Archive

Archive for August, 2012

It got under my skin…

August 22nd, 2012

Often it is not the big things that change our lives. But a moment that might have gone unnoticed or forgotten by anyone else, that rip the fabric of your thoughts and makes you re-evaluate your life, your views or what you may later do. Last night I had dinner in Sydney with one of my best friends. We go way back, to when our bodies were firm, our children were imagined and our ideals were being shaped. We were friends at Wits University, a liberal place in South Africa, in the apartheid years. We were reminiscing on life, as you do, with a fine glass of Australian wine and talking about how we have all ended up all over the world.

It made me think of when, did I for the very first moment decide that I would leave South Africa?

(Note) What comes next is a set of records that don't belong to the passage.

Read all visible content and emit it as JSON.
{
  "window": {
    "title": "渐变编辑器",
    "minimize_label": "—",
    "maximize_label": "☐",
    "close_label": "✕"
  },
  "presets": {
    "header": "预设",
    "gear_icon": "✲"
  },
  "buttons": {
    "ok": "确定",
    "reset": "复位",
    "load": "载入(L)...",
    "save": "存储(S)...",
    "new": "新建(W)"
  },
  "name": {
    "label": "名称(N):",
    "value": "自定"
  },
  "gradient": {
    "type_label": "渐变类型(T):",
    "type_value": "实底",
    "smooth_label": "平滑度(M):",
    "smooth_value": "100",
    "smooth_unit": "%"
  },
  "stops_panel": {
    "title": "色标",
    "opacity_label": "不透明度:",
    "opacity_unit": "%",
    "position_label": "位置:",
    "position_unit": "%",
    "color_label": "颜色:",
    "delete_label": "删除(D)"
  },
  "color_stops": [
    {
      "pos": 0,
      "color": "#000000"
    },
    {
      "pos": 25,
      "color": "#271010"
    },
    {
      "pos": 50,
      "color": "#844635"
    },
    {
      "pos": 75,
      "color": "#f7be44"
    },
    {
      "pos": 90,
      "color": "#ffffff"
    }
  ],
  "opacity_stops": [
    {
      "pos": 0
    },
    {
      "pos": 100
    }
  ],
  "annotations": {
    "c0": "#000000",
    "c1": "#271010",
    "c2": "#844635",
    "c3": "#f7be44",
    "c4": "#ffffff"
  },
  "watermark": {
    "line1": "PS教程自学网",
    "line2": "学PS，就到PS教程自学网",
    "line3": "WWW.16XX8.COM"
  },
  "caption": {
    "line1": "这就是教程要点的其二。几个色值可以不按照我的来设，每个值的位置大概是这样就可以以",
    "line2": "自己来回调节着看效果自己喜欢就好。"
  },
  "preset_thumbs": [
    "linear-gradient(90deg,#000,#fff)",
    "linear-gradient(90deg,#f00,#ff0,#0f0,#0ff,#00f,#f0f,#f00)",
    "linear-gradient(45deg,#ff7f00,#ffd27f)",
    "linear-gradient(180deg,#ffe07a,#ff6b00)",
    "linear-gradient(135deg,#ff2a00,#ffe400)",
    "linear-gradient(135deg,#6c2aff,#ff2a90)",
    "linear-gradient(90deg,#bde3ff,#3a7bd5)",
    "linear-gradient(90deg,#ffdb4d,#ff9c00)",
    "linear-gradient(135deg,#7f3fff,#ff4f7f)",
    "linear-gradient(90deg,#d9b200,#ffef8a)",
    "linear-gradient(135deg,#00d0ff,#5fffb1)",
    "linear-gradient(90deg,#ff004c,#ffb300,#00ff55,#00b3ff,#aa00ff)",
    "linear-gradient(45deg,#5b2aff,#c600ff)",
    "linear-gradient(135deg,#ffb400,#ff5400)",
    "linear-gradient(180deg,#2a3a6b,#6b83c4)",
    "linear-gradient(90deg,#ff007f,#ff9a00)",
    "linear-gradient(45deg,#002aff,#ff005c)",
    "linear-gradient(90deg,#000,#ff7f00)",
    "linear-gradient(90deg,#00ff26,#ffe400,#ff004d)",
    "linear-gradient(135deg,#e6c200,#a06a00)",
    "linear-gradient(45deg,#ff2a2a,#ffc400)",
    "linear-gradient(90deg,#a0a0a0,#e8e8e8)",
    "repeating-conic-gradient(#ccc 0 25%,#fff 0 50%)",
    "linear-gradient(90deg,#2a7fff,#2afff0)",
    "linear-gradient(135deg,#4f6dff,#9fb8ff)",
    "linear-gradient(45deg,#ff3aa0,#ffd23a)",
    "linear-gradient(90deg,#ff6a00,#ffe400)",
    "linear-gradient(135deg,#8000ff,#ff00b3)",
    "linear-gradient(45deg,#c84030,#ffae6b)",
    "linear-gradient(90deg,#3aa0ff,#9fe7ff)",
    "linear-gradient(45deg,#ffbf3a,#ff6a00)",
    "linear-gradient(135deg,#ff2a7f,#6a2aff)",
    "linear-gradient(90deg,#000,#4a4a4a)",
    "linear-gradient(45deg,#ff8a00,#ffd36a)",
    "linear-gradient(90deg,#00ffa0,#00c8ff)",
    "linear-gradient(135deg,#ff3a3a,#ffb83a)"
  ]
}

My neurons scanned my memories and a scene filled my head. It was probably a 45 second memory that started my journey. I only left the country years later, but the memory is as clear as the day it happened.

I was seventeen years old. I had just left home and was living in the big smoke, of Johannesburg. Having grown up in a small country town, I knew that there was something wrong with the country I lived in, I knew of the injustices and I knew things had to change, but I was sheltered from seeing these things myself, first-hand. Johannesburg was slowly starting to allow blacks into restaurants and places that had previously been off limits by law. The law had not officially changed, but practices were starting to. My now husband and I went out for dinner together, in the centre of Johannesburg to Mike’s Kitchen on Rissik St. It was a great, grown up feeling going into the steakhouse, where the Carlton Centre towered above you and the city drummed to its own beat. As we walked in and were seated, a well-groomed black couple had just taken a seat in a booth. Six months into my liberal education and in line with what my parents and school had taught me, I was pleased to see that things were changing. What happened next shamed me to the core. The manager walked over and quietly spoke to the couple. It was clear that he was asking them to leave. The woman clearly did not want to and at first spoke quietly to him, but you could see she was asking to stay. He shook his head. She looked at her husband with tears in her eyes and said “Come, let’s go.” She stood up and then thought better of it and went down on her knees, she turned to the restaurant and her husband and crawled out of the restaurant saying “Crawl out on your knees, we are defeated in our own country.” I could not eat dinner that night. We left without ordering. I only wish I might have crawled out behind her, but at seventeen just walking out was a statement enough and my skin burned red that no matter what I did or stood for I would always be white and to some extent part of the legacy, even though I did not want to be.